Life What Happened to You After You Died
posted by October 14 at 17:00 PM
onIf you happened to be an inmate of the Oregon State Insane Asylum between 1883 and 1970s and nobody wanted your body, you were cremated and sealed inside a copper canister.
You sat on a shelf in your canister, numbered somewhere between 01 and 5118. Over time, your ashes reacted chemically with your canister, as the canister reacted chemically with the air. You were inside, trying to get out.
Then, in 2005, a photographer named David Maisel found you, took your portrait, and just published it in a book called Library of Dust.
Comments
that is the coolest fucking thing i've ever seen
aw, i was hoping mr. mudede would see this, as it seems quite up his alley, but i'm glad someone at the stranger appreciated it :-)
Amazing...
Wow, copper must have been pretty cheap back in the day. These pics remind me of aerial photos of mine tailings, which are of course nasty pieces of work, but rather pleasing from high above.
you can still taste the crazy.
Sounds like a movie prop...
"North by Northwest" meets
"The Hellfighters" in Alaska,
with Beck doing a fuzzy soundtrack
pre-Modern Guilt
answering Elvis Costello with a Question....
"What ever happened to you before Martini met McMurphy doing Nurse Retched's neckline?"
"LET"S SEE WHAT ELSE SARAH PALIN CAN TELL THOM YORK!!!!!!!!"
that table makes me so sad. i can just imagine how horribly people were treated.
I also assumed this was a Charles post, until I saw what was below, and realized my error.
@8: Me too.
BTW: This is the best thing I've seen on Slog in forever. Excepting Monica Bellucci's rack.
My god. How beautiful and heartbreaking. And scientific, too.

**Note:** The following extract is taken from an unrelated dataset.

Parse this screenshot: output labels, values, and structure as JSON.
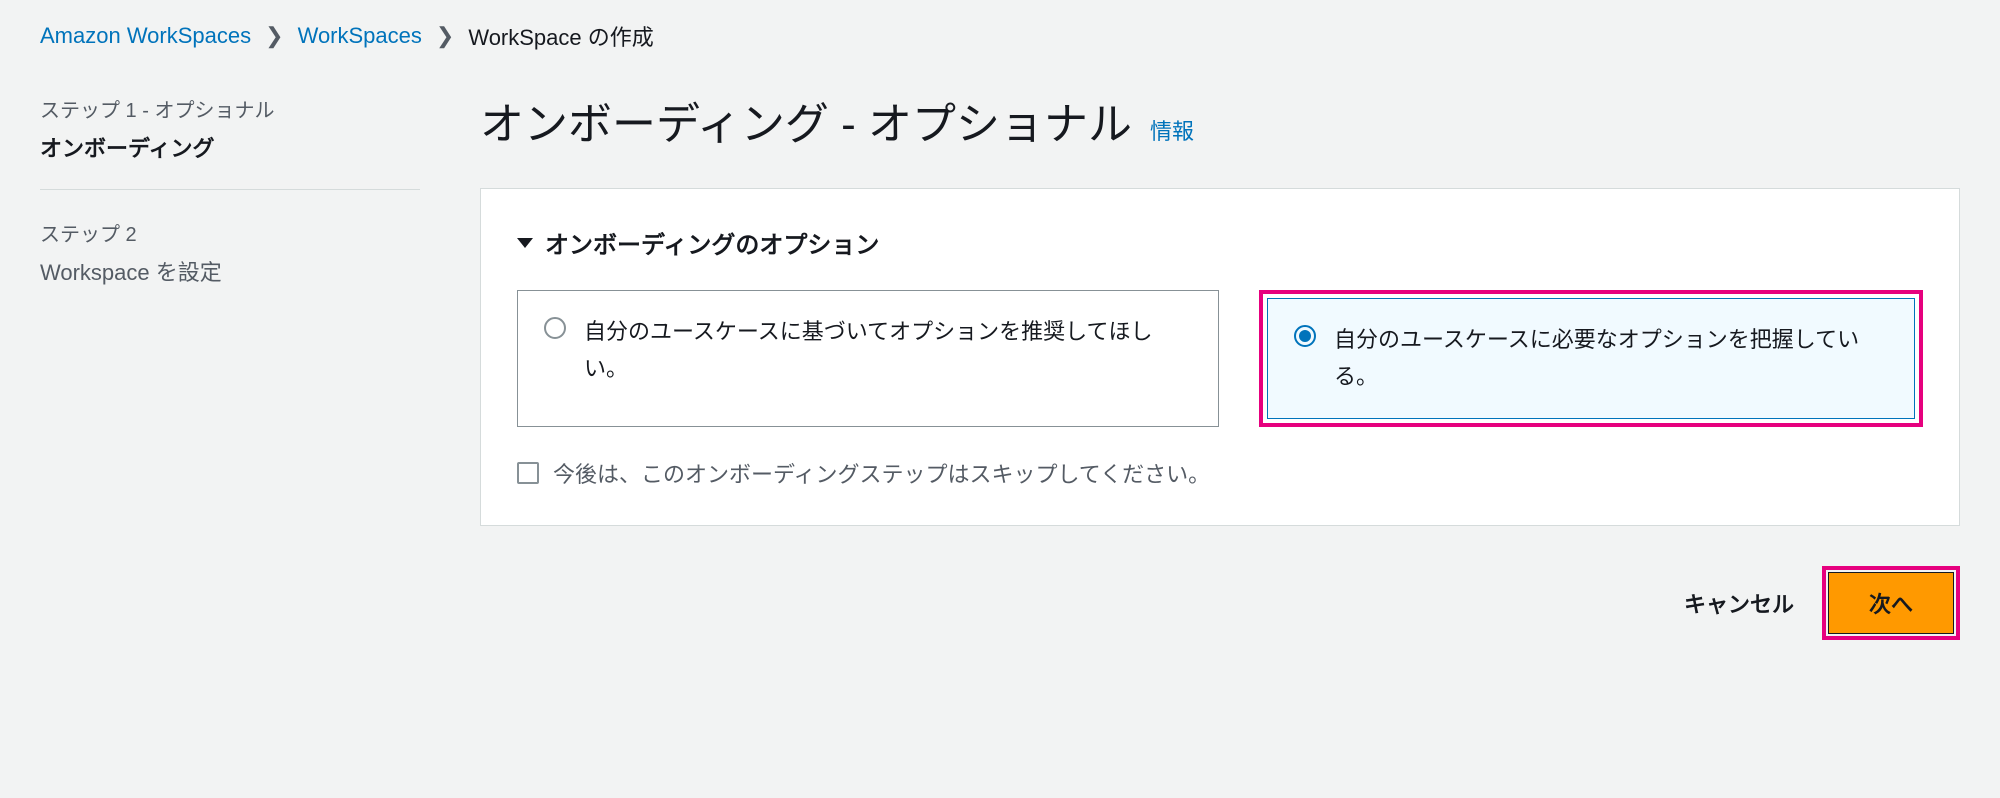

I wish my roommate would fucking die.
What is it about mental hospitals that is so eerie? I live near Eastern State Hospital, and its late 19th century brick architecture runs a chill up my spine every time I drive up to it.
I've worked in the hospital, too, interpreting between English and Spanish for the crazy people, and it's like entering a world time forgot. The staff is never in a hurry, the cliché that it's hard to tell them from the patients is true, and there's a tiny bowling alley in the basement of one of the many sprawling buildings.
One day I met the president of Iraq. He was doing water aerobics in the pool.
creepy, somehow horrific...could have been my fate had I been born earlier in time! shudder...
.. this is the loveliest post i've seen in sometime..and by the way. i didn't recognise who you were til after you left..sorry about that.old age is a bish..
kisses to you and yours anyways..
Geoff Manaugh profiled Library of Dust on BLDGBLOG a few months ago, but nothing prepared me for actually looking through it at Elliot Bay a few weeks ago. Absolutely incredible.
Wow. Those are beautiful.
You find some of the neatest things.
that is a very visually beautiful epilogue to some very sad and painful lives. i want that kind of legacy. thank you.
Those are incredibly cool. Wonder if there's prints...
I have always wanted to be creamated. Now I TOTALLY want to be put into a copper container!!!! That would be a cool looking way of going out!
It's beautiful!
@11, ????
@19, they are prints, big lovely prints. He shows with Haines Gallery in San Francisco and Von Lintel in New York. The book turned out really well, it's oversized and the plates are impeccably printed.